Look for flags
One can trade profitably only by trading with the trend. For this one has to identify the trend in its initial stage. But it is very difficult job to pick the tops and bottoms. So if you miss the bus, you can always catch it later and lock in some pips. You can use continuation pattern as a tool to confirm the trend and trade with the trend. You are not required to possess the complex analysis to identify these patterns and trade them. A visual identification of these patterns will allow you to enter into a trade at an advantageous level even if you fail to identify the tops and bottoms.
Flags as Continuation
One such continuation pattern is the flag. Flags are the short term consolidation patterns which move in the direction of the previous trend. Trend doesn’t move in one direction continuously. They move then take a pause and again move in the particular direction. When a trend takes a pause you enter hoping for a breakout in the direction of the trend.
Construction of Flags
Flags are considered one of the most reliable patterns in trading. A sharp move in a direction is usually followed by flag. Once the price moves out of the flag, it moves in the direction of the trend. Volume is usually thin during the formation of the flag.
Bullish Flag
There are two types of flags- bearish and bullish flag. Bullish flags are characterized by lower tops and bottoms. Flag slants against the trend. The original trend is up while the bullish flag slants downwards. If you draw the trend lines, they appear parallel to each other. The flag along with the trend lines looks like a flag hoisted on a mast. The flag derives its name from analogy. One can buy the currency once the price breaks out of this flag on a closing basis.
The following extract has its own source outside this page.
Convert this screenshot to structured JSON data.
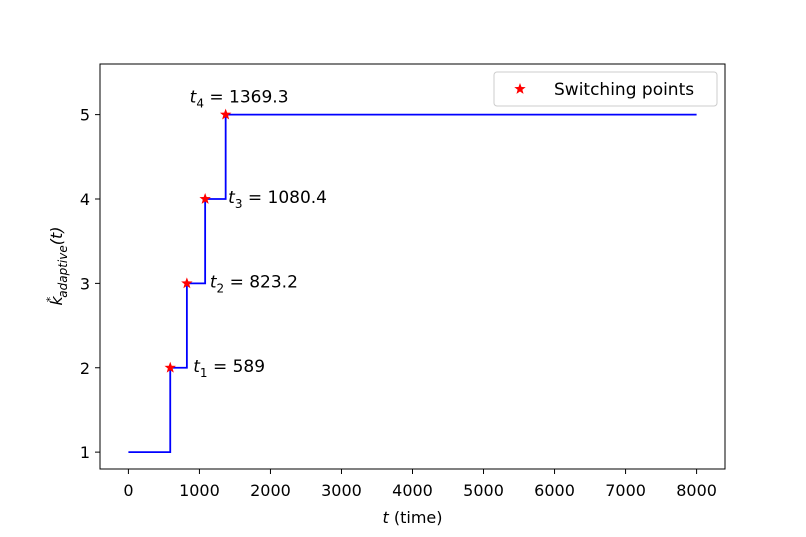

The example is explained for better understanding.
Bearish Flag
Other type of flag is called bearish flag. It is exactly opposite of bullish flag. It is characterized by higher tops and higher bottoms. Bearish flag slants upwards against the prevalent down trend. The trend lines are parallel to each other. There is a difference between the pennants and flags. In pennants, the trend lines are converging while in flags, price moves in a channel with parallel trend lines.
Live Example
Here is an example of bullish flag which occurred recently in the USD/CHF pair. The original trend is up. Then a bullish flag is formed with decrease in volume. The trend lines drawn can be seen as parallel. The red line on the chart is 20 day EMA. Once the price breaks out of the bullish flag you should place a buy order. There is a confluence occurring here. 20 day EMA is acting as a support for the price. Once the price breaks out of this range, notice the increase in volume shown by the trend line. One can easily make 100 pips from this trade in 2-3 days with so little knowledge. At this one can stay in the trade with a profit target around 0.9333 which is a high of previous wave. But one should place a stop at breakeven.
Summary
It is very easy to spot flags and trade them. They occur frequently enough to make decent profits. Go back over the charts and find them.